La actitud del ladrón arrepentido así nos los muestra. Confiesa sus pecados y pide entrar en el reino. Jesús, desde la Cruz, le concede lo que pide. Aquel hombre ha depositado su confianza en el lugar oportuno. No se ha dejado engañar por las apariencias sino que ha descubierto, en medio del cruel tormento, la verdadera naturaleza de Jesucristo.

Jesucristo es Rey de toda la Creación y sería deseable que, como tal, fuera reconocido por todos; también a nivel social. El mundo iría mejor si todos los hombres reconociéramos la soberanía de Jesucristo y deseáramos, en todo, obedecerle. Lo cierto es que eso no sucede y el cristiano, deseoso de servir a Jesús, se encuentra con la Cruz. Ello puede causar extrañeza. Pero los enemigos de Jesucristo y de su reinado son vencidos en el leño sagrado. De ahí que en esta fiesta, que corona el año litúrgico, seamos conducidos a mirar la Cruz.

Son ya varios los mártires canonizados que comparten un mismo grito al morir: “¡Viva Cristo Rey!”. En estas palabras, lanzadas al aire antes de entregar la vida, se hace una confesión muy importante. Aquellos hombres y mujeres deseaban en todo servir al Señor. La persecución religiosa los condujo a tener que confesar su fe aún a riesgo de la propia vida. Pero, aunque eso no hubiera sucedido, en todo deseaban servir al Señor. Su vida, como enseña san Ignacio en un momento de los Ejercicios Espirituales, la querían consagrar a esa misión: trabajar bajo la bandera de Jesucristo.

Por tanto la realeza de Jesucristo no debe entenderse de manera metafórica.
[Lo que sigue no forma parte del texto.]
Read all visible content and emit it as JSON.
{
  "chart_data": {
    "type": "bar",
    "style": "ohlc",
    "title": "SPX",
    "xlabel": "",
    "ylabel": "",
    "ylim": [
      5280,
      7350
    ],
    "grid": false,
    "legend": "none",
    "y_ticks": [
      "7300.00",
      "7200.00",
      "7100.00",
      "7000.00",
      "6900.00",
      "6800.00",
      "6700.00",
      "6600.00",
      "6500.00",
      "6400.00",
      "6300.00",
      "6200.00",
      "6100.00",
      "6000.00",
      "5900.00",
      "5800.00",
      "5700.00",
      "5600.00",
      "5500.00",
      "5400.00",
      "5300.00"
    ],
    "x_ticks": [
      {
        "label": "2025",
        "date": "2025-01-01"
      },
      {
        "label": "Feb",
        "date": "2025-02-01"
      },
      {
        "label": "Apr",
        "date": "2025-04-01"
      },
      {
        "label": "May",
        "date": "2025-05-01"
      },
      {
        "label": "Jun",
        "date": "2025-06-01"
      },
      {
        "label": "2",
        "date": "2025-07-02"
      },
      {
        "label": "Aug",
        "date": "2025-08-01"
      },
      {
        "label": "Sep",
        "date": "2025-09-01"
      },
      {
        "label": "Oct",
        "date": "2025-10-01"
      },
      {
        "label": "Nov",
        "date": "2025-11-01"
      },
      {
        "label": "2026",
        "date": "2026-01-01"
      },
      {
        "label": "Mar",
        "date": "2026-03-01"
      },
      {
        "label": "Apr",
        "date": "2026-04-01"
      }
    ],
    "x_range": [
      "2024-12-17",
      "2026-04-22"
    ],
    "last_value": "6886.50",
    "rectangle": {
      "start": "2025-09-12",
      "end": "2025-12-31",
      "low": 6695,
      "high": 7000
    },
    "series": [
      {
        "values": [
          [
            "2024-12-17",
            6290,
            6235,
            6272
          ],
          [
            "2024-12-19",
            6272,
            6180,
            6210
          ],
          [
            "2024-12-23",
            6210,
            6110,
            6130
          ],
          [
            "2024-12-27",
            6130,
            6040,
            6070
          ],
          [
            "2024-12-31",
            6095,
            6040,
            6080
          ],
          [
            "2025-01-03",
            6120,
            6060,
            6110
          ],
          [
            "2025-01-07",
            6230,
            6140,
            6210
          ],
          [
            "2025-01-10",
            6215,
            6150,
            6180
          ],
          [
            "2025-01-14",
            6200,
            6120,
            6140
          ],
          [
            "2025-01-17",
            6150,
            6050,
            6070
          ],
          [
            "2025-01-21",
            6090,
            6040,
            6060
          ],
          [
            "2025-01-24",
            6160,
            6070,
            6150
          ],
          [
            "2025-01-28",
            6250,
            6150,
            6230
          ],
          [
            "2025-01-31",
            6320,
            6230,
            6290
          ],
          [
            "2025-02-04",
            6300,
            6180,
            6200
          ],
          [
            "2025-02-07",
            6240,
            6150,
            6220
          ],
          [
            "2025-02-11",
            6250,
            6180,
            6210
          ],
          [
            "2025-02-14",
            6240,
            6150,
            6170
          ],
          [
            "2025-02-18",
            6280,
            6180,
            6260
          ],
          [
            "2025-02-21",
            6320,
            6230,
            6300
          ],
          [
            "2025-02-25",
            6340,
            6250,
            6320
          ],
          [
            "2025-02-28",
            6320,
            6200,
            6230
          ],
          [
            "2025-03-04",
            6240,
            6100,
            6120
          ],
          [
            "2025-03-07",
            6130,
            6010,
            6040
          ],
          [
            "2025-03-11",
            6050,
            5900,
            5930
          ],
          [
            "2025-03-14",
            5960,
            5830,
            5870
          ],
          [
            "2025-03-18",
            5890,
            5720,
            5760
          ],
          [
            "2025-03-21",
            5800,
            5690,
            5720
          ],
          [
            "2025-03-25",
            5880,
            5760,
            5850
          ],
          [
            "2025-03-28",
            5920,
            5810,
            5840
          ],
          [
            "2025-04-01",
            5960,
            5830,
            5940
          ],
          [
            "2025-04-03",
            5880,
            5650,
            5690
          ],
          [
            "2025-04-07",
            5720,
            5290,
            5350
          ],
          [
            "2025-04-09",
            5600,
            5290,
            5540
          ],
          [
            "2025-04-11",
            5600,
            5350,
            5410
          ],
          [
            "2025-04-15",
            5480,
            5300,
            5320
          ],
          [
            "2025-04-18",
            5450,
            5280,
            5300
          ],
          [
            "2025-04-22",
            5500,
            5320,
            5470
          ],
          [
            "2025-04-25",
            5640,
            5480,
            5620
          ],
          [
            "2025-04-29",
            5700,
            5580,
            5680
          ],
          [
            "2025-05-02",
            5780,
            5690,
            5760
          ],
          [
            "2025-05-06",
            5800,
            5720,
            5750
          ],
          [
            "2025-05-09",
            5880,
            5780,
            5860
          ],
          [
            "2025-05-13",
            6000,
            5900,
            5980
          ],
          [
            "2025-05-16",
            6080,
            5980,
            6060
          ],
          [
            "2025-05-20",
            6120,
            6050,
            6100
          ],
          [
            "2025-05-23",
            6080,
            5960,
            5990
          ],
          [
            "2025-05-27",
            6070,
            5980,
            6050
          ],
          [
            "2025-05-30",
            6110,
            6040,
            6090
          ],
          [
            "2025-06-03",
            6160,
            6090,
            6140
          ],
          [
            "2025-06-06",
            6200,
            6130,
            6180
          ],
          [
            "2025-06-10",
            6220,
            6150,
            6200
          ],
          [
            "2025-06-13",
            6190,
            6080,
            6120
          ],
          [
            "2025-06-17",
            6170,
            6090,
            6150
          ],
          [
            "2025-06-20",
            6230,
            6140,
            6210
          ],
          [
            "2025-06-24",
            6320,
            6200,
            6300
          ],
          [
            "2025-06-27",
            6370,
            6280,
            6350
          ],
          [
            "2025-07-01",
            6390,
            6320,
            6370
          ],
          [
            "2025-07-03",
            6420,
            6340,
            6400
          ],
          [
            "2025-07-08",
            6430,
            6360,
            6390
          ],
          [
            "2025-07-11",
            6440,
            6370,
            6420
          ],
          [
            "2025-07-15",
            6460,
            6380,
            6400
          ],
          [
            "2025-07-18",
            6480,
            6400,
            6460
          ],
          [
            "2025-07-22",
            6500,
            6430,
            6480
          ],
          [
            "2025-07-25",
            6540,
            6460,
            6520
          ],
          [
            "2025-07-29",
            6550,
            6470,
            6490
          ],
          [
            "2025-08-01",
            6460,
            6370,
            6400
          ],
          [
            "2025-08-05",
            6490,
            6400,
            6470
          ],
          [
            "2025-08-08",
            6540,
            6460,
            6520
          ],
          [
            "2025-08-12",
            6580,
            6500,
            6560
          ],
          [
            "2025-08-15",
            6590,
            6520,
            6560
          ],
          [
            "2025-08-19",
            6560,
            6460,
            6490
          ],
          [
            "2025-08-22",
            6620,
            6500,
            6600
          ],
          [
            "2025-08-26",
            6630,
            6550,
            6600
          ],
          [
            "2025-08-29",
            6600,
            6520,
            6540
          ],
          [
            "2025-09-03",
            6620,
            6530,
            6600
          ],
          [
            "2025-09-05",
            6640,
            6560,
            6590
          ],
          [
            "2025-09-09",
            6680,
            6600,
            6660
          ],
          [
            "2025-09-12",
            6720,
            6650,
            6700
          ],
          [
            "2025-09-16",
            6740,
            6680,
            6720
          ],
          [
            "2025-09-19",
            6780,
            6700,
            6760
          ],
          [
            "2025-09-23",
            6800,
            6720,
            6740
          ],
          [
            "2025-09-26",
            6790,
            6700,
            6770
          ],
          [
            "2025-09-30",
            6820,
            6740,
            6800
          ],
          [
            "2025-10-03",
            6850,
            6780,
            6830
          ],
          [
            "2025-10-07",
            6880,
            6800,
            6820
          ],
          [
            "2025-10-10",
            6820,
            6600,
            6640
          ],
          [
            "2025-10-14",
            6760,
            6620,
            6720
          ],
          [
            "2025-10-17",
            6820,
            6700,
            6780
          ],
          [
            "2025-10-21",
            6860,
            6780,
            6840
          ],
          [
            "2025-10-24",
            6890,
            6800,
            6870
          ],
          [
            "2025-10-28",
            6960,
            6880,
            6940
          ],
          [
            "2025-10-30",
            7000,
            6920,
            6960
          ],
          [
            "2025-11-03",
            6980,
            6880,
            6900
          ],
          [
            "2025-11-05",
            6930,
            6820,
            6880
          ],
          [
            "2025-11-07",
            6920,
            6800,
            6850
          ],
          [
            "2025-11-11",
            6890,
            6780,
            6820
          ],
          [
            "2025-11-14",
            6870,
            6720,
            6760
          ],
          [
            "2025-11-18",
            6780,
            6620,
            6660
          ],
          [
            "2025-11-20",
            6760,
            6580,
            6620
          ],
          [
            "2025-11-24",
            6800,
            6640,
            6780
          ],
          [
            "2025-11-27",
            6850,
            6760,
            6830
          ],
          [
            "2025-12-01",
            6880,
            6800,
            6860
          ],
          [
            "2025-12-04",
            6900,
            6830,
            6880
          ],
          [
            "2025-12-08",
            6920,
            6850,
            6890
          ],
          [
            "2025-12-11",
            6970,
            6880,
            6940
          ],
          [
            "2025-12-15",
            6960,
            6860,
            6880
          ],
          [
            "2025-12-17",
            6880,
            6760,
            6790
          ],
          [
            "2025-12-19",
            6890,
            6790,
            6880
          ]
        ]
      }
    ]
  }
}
Es verdaderamente Rey y nos quiere de su lado. La forma de manifestar nuestra adhesión a su persona y a su programa suele hacerse mediante un acto de consagración. Por él nos ponemos totalmente en manos de Jesús y a su servicio. También confesamos nuestro deseo de que sea reconocido por todos. Por la consagración, como el buen ladrón, nos damos cuenta y rechazamos nuestra vida de pecado y, al mismo tiempo, nos ponemos en manos de quien sabemos nos ama y lo puede todo. Al mismo tiempo manifestamos que queremos trabajar al servicio del Reino.

Jesús, el Rey que da la vida por sus súbditos, nos muestra, en su mismo camino lo que nosotros debemos hacer. De ahí que la Iglesia sepa muy bien que servir es reinar. La Cruz marca ese camino que muchos no quieren seguir porque no tiene el atractivo del éxito. Hay que pedir la gracia para descubrir, bajo la tosca apariencia, las riquezas que esconde.